There are a couple of other local buildings in the movie. Briefly seen in the very beginning is the main building of the Denver Botanic Gardens.
And as a humorous sight-gag, the Mile Hi church in Denver is rendered as a McDonalds.
What may be of note here is that Allen's future is a city-less one filled with modern, space-age buildings and for that he left his precious NYC to film in Colorado. The houses depicted in the movie, the Sleeper house and the Brenton house, are displayed as modern and although a bit alienating, not entirely evil. NCAR on the other hand is the embodiment of the tyrannical, hero-worship technological society. Maybe both of those portraits are appropriate for the programs of the buildings and maybe as well for the architectural background of I.M. Pei, NCAR's architect.

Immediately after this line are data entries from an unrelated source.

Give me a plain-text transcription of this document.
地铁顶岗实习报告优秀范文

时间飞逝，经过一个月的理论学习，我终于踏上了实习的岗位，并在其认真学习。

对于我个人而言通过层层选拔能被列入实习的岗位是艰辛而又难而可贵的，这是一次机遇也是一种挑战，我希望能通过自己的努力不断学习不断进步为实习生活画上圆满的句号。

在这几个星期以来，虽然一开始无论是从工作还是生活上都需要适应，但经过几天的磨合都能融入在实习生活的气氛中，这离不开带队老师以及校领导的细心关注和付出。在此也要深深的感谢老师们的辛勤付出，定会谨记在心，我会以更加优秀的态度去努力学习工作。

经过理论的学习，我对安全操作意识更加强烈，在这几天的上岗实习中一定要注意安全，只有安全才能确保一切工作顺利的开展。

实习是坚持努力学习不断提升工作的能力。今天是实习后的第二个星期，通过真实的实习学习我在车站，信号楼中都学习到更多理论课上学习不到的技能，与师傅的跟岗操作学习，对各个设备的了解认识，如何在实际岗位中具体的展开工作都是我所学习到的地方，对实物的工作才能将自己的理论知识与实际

Schooled in the heady days of unabashed hero-worship, the building has all the hallmarks of the Mies/Gropius/Rudolph scaleless, dehumanized placelessness. By contrast, the houses by Haertling and Deaton were self-conscious antipodes to harsh geometries and materials of late Modernism and attempted to incorporate new spatial concepts while still holding on to Modernism's liberating ideologies. Does this difference represent a slightly different generation of architect, is it reflective of the radical shift in attitudes of the 1960's, or is it a reflection of two architects born and educated west of the Mississippi (Deaton and Haertling) as opposed to the Modernist orthodoxy of the East Coast (Pei)?